I keep getting asked by people, including the nurses, "what is the plan?"
Frankly, I don't know. I knew what the plan was at 24 weeks when the delivery of Aurelia and most likely both of them was imminent. I don't really know the plan now that we are at 28 weeks and stable. I know it is still a balancing game of risks: balancing between the risks to Chiron in his current environment and of being delivered premature, the risk to my body of keeping them in versus the risk to Chiron of being delivered, the risk of different delivery methods and more.
My best understanding? As long as I continue to pass my workups to show that I am not developing preeclampsia or DIC and Chiron continues to show great fetal heart patterns on the daily nonstress tests, we will stay in a holding pattern as long as I avoid returning to preterm labor. Originally, the perinatologist had sounded like this would be the case until 32 weeks, but I'm hoping that we are now looking to stay in the holding pattern a few more weeks beyond that. Consider this the all is good part of the plan.
Now, if all is good workup wise but I do go into preterm labor, I believe the plan is to deliver Aurelia, the presenting Twin A, vaginally. They will then cut the cord from her body as close to her as possible, place the cord back up in the uterus leaving the placenta inside and attached and then administer magnesium sulfate and hope that it stops the labor process and that my body even closes up the cervix some. If this works, we will be in another holding pattern, but one that does not have the potential to go as long in all likelihood.

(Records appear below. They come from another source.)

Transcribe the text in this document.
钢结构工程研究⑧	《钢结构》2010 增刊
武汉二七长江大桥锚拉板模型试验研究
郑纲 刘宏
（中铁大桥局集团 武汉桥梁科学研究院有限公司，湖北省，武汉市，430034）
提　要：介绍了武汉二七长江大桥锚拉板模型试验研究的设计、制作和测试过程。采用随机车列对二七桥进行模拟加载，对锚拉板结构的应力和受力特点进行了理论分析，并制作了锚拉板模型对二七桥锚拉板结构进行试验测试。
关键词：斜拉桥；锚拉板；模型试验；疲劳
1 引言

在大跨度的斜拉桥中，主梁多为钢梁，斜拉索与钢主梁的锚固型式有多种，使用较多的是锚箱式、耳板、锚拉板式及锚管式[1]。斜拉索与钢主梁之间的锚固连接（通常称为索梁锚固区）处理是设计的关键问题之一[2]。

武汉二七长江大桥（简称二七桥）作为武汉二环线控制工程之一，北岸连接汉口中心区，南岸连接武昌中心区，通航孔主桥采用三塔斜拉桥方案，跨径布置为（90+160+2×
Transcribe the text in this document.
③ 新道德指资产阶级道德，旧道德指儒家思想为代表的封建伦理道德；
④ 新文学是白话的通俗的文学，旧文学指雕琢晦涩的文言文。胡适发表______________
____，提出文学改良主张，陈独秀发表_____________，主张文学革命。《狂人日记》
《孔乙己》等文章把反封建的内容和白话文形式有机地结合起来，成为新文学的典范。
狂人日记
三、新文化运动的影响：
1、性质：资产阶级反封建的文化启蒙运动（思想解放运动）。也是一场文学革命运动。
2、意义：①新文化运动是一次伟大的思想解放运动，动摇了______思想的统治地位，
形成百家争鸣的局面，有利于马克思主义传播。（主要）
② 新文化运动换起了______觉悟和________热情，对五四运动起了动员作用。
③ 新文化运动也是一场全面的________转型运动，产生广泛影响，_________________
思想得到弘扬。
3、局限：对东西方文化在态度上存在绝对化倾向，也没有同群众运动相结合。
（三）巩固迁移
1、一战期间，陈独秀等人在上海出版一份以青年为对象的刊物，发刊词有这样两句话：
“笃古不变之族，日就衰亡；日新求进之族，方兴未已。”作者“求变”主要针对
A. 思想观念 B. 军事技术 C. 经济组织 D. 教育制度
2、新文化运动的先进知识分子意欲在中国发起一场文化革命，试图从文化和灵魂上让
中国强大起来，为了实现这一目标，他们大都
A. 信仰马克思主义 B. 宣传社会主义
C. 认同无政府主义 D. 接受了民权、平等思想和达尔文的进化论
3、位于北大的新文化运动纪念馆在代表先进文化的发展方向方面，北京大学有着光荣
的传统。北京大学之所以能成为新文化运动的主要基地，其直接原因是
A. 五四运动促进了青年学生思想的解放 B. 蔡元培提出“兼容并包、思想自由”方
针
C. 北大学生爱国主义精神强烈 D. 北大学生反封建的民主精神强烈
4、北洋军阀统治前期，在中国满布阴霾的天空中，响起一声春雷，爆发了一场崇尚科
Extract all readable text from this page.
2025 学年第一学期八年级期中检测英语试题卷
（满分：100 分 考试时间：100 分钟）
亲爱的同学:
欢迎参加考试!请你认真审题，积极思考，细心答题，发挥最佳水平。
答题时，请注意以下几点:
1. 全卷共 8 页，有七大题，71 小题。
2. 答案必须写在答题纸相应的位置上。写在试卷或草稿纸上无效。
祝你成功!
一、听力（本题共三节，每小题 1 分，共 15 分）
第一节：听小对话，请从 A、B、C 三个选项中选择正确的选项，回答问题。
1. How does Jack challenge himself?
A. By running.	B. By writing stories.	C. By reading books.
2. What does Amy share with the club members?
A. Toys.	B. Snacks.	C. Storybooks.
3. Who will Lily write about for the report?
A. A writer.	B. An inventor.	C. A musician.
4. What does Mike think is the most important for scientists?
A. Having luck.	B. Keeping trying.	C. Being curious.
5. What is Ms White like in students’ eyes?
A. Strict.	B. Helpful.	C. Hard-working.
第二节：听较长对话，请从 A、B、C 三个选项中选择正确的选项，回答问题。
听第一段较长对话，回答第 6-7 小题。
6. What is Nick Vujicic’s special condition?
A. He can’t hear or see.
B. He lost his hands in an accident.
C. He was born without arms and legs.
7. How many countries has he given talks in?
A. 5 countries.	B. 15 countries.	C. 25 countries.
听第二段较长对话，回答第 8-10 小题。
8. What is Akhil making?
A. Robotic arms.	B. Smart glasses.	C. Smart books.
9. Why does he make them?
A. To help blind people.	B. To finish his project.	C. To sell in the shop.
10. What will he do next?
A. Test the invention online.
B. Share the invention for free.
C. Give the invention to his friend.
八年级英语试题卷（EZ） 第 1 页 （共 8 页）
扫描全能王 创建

If anything is not good workup wise, I believe the answer is delivery then of both babies. The only solutions for preeclampsia and DIC are the removal of the underlying condition. While I think DIC is technically only due to the intrauterine demise of the cotwin, my understanding is it is such a serious condition that they would go ahead and deliver both twins because of the risk to maternal life is too great.
I think I've come to understand that if anything is going wrong, we are likely to go with a c-section, but there is still the possibility of delivering both vaginally, even possibly days or weeks apart.
What's funny is that even a month ago, having to have a c-section was near the top of my fears lists. Never had a problem with it and was completely on board as medically necessary, but definitely not comfortable. Now it doesn't even hit the radar. And that's with knowing some of the situations make the necessity of an emergency c-section with the older, more dramatic abdominal surgery possible.
I'm trying not to put too much faith and hope into any thought, but my actual OB is back Monday and she is much more comfortable with questions and discussing possibilities even when they don't know the answer than the covering doctor, so I'm hoping I have a better answer for the plan than these current guesses after I talked to her. I know I shouldn't set too much faith in anything changing in my understanding or anything once she's back, but I can't help but feel like it will be a relief to have the doctor that I like, that delivered my son, that communicates in a way that I understand and who puts up with my inanities without even blinking.